Armenia Ranks as 8th ‘Most Free’ Digital Country in the World

By Ani Paitjan

Armenia was ranked the 8th most free country in Freedom House’s annual report ‘Freedom on the Net 2019: The Crisis of Social Media.’

The independent organization, dedicated to the expansion of freedom and democracy around the world, listed Armenia as the leader of freedom on the net in Eurasian countries.

Countries ranking 70 to 100 are considered free, those between 40 and 69 are partly free and countries located in a range of 0 to 39 are not free.

In accordance with Freedom House’s criteria, Armenia scored 76 out of 100, followed by its Georgian neighbor with a score of 75. Azerbaijan is not considered free with a score of 39.

Armenia ranks 8th in the 65 countries assessed by Freedom House, surpassing France, Italy and Japan.

“In Armenia, positive changes unleashed by the 2018 Velvet Revolution continued, with reformist prime minister Nikol Pashinyan presiding over a reduction in restrictions on content and violations of users’ rights,” the report said. “In particular, violence against online journalists declined, and the digital news media enjoyed greater freedom from economic and political pressures.”

Developments in Armenia in 2018 demonstrated once again that digital technology can help generate dramatic democratic change, according to the report.

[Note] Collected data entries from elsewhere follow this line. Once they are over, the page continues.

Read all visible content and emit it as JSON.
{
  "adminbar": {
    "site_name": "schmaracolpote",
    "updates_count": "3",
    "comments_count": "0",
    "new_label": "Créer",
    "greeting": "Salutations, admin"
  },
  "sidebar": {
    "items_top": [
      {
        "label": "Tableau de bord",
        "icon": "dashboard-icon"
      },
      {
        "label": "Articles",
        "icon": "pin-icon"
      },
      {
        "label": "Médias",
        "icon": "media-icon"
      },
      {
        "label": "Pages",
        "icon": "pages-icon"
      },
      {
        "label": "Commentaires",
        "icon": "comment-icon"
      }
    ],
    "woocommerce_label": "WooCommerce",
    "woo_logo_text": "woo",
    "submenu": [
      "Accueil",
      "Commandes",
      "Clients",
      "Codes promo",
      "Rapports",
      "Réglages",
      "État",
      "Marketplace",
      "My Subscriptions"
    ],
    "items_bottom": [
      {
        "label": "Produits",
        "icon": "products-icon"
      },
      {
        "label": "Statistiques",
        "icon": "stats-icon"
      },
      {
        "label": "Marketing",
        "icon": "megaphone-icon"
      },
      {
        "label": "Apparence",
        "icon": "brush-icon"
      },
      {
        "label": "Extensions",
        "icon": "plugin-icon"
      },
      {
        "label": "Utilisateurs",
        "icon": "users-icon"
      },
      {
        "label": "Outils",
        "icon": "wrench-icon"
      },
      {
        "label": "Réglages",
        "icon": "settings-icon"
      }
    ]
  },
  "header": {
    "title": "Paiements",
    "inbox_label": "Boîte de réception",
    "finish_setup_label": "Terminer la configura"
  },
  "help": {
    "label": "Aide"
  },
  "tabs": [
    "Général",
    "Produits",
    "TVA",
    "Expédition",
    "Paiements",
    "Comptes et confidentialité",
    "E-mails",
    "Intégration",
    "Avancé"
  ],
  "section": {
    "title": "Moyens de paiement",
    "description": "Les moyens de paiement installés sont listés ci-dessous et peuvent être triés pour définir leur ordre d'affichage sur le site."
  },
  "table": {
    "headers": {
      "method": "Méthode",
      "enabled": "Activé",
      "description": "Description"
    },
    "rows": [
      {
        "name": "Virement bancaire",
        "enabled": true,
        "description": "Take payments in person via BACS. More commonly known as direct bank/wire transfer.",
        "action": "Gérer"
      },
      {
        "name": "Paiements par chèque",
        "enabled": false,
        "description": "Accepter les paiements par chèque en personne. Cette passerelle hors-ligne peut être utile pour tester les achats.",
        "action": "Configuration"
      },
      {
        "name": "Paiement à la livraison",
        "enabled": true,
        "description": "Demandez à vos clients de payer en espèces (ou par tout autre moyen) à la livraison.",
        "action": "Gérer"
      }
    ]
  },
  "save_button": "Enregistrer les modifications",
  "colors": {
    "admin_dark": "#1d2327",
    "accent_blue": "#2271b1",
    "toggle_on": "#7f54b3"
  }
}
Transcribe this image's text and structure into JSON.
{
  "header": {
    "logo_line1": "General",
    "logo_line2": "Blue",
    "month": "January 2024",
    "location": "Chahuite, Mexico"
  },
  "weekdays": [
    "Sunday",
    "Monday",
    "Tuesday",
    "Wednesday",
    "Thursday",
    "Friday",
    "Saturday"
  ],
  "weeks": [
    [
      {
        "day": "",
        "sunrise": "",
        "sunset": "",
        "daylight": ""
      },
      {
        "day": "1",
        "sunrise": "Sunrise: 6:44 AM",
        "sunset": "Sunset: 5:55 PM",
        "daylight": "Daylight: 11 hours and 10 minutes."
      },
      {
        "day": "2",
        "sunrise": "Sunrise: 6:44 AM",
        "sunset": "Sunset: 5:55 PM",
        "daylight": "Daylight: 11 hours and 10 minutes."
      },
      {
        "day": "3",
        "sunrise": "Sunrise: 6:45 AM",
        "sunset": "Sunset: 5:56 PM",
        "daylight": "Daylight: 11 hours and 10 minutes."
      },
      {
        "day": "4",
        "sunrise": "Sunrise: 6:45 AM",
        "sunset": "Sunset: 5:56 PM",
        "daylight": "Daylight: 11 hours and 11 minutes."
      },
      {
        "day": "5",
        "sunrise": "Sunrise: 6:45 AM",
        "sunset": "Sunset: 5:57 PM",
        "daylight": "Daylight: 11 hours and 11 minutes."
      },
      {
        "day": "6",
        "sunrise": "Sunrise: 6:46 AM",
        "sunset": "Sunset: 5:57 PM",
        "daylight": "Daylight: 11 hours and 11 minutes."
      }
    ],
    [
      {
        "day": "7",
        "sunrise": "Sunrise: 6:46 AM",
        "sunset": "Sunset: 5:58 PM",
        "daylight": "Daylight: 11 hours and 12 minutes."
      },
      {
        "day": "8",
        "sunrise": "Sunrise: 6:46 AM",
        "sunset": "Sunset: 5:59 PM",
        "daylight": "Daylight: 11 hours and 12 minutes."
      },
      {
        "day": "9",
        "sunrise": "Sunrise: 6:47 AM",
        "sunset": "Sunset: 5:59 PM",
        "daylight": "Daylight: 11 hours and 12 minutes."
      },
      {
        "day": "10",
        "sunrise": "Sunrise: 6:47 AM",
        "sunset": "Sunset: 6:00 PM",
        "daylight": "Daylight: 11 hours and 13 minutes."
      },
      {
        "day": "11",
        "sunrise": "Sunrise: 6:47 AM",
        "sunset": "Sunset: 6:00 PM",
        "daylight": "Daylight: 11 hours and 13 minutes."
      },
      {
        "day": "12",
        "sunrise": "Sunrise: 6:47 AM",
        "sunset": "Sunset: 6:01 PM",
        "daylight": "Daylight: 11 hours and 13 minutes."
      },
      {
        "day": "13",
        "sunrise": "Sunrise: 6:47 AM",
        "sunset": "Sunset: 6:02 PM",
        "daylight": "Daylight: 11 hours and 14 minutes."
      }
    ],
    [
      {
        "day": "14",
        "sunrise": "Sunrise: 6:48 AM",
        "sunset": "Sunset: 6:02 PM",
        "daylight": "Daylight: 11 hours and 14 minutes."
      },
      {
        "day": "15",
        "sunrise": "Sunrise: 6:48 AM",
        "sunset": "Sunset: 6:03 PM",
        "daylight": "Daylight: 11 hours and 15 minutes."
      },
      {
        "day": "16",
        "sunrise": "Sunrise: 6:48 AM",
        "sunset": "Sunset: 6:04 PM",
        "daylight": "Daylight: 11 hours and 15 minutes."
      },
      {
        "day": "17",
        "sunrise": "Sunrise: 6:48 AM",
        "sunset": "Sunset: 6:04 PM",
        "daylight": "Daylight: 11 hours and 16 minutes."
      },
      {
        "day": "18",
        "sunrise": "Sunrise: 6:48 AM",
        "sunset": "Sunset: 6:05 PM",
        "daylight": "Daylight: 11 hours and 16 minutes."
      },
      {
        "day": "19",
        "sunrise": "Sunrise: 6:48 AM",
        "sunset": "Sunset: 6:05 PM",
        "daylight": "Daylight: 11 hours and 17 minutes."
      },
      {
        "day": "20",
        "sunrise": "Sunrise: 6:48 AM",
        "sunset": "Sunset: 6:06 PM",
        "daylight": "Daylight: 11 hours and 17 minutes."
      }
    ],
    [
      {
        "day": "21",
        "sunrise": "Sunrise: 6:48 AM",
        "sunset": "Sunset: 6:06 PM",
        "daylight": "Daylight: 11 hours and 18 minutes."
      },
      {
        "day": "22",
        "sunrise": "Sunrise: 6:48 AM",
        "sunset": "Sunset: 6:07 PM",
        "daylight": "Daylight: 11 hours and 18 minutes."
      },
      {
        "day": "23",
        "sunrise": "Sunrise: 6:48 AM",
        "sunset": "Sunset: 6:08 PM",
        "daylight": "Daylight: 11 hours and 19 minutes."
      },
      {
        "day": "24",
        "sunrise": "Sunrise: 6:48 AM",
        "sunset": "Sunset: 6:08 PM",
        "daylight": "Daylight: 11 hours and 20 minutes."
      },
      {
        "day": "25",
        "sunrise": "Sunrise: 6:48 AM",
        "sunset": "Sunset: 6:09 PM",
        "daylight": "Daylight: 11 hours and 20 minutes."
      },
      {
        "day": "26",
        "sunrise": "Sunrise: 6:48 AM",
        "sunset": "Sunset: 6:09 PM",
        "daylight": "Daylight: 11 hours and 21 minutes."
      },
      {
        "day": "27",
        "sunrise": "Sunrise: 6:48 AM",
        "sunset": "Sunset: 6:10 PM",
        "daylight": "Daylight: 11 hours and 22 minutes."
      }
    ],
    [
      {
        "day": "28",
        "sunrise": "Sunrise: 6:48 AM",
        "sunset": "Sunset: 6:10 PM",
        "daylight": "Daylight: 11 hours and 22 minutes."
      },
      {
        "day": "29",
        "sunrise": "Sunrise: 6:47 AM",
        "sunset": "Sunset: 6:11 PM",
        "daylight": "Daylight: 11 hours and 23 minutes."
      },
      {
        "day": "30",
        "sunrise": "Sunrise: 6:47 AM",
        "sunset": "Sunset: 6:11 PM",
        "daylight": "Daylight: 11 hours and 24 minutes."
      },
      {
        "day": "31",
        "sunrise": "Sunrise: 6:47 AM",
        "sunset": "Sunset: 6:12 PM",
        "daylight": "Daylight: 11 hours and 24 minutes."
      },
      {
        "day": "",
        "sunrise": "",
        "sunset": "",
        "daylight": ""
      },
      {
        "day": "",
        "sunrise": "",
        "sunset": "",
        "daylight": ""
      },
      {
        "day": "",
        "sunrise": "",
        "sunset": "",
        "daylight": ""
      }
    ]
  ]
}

“Citizens effectively used social media platforms, communications apps and live streaming to advance the largely peaceful Velvet Revolution…” it said. “The new government has since promised to tackle systemic corruption and enhance transparency and the rule of law.”

The reports methodology is based on three categories: obstacle to internet access, limits on content and violations of users’ rights.

Of the 65 countries assessed, 33 have been on an overall decline since June 2018, in comparison to 16 countries that registered net improvements. The biggest score declines took place in Sudan and Kazakhstan, followed by Brazil, Bangladesh and Zimbabwe.

Iceland took first place “for having registered no civil or criminal cases against users expression during the coverage period.”